Toward the end of developing an even better mouse model of T1D to study the response of human patient-derived T cells to beta cells-derived peptides, Dr Herold is part of a group which has derived a ‘humanized’ mouse model of T1D. Using this type of mouse model, researchers can implant human-derived islets (from cadavers or iPS-derived sources). In the absence of a mouse immune system these insulin-producing cells will not be destroyed. Researchers can then transplant T cells derived from human T1D patients to study the response of autoreactive, islet-specific T cells to insulin-producing beta cells. This combination of human islets and human autoreactive T cells affords researchers the opportunity to study human autoimmune disease recurrence – outside the context of a human patient – and to develop therapies to stop this T cell response.

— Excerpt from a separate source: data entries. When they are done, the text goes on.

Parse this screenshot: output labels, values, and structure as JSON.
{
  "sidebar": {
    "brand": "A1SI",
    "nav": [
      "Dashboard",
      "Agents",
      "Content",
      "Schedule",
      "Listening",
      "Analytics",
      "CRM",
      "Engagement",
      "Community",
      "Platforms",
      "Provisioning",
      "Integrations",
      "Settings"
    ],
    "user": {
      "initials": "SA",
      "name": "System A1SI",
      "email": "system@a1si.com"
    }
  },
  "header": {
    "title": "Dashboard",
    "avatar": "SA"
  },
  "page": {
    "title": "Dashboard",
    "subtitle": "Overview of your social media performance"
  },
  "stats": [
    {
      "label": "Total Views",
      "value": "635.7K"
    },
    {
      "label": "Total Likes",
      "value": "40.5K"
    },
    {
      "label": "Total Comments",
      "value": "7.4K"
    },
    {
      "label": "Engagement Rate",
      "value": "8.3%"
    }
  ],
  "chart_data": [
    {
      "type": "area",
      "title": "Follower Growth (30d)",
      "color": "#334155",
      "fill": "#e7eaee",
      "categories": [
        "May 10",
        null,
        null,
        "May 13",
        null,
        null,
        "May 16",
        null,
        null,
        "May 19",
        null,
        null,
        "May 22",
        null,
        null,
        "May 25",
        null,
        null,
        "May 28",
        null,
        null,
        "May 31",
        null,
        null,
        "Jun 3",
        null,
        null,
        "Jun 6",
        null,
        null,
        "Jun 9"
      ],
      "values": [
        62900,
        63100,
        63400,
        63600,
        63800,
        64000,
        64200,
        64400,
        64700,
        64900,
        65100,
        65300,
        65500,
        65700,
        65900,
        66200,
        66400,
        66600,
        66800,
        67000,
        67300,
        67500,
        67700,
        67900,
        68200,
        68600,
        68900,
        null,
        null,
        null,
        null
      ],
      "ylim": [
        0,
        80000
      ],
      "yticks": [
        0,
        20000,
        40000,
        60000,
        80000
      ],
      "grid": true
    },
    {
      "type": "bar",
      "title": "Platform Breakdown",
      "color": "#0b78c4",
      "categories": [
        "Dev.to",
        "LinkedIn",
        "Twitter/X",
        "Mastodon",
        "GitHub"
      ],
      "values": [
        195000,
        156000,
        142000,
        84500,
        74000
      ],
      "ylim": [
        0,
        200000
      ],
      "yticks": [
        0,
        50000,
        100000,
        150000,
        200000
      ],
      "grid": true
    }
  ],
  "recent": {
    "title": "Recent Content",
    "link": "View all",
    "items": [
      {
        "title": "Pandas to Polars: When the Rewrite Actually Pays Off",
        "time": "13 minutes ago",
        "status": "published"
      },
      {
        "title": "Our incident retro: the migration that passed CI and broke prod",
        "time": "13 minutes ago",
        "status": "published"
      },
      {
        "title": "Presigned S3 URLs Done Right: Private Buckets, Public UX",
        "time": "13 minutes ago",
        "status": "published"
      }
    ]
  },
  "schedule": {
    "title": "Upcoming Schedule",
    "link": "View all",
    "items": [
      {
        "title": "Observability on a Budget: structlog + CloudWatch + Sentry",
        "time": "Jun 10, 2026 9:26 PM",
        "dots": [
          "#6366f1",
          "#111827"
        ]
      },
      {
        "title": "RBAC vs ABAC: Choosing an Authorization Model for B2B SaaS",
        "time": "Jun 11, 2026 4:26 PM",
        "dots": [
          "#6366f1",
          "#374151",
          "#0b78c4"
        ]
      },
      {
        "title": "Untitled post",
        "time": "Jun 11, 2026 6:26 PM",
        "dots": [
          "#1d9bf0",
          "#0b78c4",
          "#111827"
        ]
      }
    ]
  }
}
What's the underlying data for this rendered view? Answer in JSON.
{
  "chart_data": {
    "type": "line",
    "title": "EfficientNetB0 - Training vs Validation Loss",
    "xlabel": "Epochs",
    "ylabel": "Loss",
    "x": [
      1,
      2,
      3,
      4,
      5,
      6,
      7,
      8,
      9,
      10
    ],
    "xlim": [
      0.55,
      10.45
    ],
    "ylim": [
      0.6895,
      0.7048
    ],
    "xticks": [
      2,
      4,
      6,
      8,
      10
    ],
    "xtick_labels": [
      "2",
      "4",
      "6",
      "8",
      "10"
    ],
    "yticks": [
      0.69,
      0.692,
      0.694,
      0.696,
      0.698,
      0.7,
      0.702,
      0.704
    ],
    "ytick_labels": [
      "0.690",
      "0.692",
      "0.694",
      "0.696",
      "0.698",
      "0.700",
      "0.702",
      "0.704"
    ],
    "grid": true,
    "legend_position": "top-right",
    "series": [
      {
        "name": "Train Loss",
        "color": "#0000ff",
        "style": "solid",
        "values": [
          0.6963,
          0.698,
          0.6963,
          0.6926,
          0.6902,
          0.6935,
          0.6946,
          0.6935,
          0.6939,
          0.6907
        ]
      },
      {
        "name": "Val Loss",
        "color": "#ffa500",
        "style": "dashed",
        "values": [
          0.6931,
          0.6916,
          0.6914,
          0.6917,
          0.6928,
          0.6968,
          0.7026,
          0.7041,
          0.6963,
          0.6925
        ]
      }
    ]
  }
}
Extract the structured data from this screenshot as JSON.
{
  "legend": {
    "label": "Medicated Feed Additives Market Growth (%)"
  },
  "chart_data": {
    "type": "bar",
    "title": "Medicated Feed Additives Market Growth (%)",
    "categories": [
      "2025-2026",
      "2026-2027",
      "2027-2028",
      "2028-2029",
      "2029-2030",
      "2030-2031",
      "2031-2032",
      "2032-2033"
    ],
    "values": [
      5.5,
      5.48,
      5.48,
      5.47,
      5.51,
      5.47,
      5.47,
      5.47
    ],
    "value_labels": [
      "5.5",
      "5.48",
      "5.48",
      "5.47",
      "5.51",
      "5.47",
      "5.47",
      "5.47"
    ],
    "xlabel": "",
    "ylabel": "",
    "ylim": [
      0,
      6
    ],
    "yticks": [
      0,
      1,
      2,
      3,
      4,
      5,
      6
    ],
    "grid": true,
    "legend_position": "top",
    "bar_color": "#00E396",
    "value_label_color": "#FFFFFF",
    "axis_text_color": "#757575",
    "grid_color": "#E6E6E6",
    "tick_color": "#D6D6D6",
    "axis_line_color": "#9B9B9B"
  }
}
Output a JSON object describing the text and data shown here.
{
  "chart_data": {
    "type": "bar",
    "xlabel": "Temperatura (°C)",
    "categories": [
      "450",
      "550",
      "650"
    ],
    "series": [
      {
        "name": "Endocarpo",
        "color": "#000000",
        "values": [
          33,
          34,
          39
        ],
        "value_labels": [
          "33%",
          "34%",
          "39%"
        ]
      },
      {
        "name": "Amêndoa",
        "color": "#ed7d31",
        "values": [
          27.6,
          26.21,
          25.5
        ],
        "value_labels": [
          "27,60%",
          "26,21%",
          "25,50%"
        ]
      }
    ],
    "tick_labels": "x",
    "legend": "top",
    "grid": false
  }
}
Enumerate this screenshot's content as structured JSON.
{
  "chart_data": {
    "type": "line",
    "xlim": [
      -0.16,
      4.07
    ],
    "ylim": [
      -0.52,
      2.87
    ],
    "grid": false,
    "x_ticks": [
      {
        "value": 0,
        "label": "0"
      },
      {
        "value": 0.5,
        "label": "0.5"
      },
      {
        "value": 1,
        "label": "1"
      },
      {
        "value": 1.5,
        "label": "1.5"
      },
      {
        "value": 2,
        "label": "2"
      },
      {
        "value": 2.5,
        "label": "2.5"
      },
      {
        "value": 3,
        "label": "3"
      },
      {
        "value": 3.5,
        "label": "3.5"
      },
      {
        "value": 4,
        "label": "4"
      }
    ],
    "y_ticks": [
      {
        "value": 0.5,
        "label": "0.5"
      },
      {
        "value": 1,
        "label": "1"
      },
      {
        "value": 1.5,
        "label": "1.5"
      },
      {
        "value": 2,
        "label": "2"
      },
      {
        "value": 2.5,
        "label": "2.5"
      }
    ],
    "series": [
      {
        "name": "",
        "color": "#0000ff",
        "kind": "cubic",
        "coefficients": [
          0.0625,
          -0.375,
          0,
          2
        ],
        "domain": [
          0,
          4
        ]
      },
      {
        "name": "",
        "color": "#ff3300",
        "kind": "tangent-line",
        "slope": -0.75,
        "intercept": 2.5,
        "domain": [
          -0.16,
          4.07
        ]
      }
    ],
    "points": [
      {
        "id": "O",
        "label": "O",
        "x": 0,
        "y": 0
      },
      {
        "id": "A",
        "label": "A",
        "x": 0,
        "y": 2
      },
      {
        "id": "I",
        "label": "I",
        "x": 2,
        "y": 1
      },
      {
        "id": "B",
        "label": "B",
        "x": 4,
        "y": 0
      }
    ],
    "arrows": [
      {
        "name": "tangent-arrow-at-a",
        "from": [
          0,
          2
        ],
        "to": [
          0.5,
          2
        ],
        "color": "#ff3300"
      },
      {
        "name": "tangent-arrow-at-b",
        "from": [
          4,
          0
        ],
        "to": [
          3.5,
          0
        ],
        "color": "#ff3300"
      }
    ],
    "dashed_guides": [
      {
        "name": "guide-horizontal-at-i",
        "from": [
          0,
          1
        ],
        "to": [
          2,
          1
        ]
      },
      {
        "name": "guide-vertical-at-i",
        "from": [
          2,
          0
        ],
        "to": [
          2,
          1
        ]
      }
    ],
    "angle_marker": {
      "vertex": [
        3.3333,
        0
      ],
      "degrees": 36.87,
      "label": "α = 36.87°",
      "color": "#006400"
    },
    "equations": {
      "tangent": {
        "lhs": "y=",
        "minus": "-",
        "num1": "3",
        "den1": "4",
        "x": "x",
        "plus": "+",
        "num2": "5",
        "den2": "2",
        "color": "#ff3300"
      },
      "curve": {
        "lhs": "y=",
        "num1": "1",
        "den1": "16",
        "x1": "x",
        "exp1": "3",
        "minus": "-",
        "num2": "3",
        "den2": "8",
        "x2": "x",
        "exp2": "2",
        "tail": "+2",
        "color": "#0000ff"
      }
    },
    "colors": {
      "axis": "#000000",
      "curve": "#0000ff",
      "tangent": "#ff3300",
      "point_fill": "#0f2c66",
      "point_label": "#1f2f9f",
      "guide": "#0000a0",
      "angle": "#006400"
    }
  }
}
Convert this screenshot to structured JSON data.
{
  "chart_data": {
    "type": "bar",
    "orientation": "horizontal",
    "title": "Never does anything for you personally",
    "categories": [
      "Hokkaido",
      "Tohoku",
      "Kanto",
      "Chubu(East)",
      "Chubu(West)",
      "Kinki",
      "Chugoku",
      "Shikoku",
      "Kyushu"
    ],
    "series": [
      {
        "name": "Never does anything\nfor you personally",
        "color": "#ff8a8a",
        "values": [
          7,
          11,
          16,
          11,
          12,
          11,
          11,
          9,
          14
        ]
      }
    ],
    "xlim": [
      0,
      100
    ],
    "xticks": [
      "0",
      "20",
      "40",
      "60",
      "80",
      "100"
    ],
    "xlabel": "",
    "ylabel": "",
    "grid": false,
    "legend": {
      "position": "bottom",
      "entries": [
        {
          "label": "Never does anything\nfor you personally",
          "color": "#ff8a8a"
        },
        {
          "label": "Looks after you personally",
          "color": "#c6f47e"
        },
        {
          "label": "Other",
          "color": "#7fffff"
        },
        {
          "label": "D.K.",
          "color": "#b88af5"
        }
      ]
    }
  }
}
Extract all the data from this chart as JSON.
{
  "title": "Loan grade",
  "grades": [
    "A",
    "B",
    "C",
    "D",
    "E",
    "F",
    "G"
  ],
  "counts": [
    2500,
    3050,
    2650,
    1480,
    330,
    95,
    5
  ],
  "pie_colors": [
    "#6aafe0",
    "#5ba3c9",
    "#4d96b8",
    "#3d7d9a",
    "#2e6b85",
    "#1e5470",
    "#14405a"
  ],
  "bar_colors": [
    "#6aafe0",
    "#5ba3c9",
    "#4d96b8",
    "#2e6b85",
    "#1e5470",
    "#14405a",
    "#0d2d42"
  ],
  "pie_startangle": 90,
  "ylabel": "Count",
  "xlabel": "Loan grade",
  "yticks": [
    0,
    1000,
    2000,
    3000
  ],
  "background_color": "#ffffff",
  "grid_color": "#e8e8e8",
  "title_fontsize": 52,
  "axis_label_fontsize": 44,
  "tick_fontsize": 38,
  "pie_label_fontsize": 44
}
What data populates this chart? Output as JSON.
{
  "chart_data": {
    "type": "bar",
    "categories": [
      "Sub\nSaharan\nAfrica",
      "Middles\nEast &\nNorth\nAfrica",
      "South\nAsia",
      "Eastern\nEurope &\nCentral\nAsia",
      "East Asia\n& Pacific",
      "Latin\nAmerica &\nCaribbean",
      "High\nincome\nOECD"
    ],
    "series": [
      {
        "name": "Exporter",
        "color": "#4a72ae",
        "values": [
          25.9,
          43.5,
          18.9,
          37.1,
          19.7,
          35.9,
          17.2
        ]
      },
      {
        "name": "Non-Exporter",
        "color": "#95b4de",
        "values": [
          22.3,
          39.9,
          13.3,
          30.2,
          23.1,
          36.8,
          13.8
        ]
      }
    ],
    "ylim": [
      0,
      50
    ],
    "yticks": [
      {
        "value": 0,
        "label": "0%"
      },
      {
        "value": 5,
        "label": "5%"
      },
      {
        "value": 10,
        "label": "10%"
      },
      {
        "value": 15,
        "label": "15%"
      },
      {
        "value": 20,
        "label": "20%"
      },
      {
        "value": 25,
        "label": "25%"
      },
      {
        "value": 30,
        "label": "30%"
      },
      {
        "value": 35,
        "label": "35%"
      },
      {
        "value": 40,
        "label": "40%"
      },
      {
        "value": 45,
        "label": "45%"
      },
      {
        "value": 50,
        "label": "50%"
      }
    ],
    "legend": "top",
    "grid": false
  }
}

Finally, the Herold lab has developed a sensitive test to measure beta cell death in peripheral blood in the circulation. Dr Herold’s group has developed a test to measure changes in insulin gene DNA associated with beta cell damage, indicative of on-going autoimmunity. This test provides an alternative to measuring auto antibody levels or trying to detect rare autoreactive T cells in the peripheral blood of subjects at-risk of developing T1D.
Is sum, the Herold lab is working on the cutting edge of several areas related to T1D, and is collaborating with groups throughout the country on developing better pre-clinical models of T1D as well as testing T cell-directed therapies more comprehensively before conducting clinical trials in human subjects. We at YOUglycemia – and many others – applaud the efforts of Dr Herold and colleagues.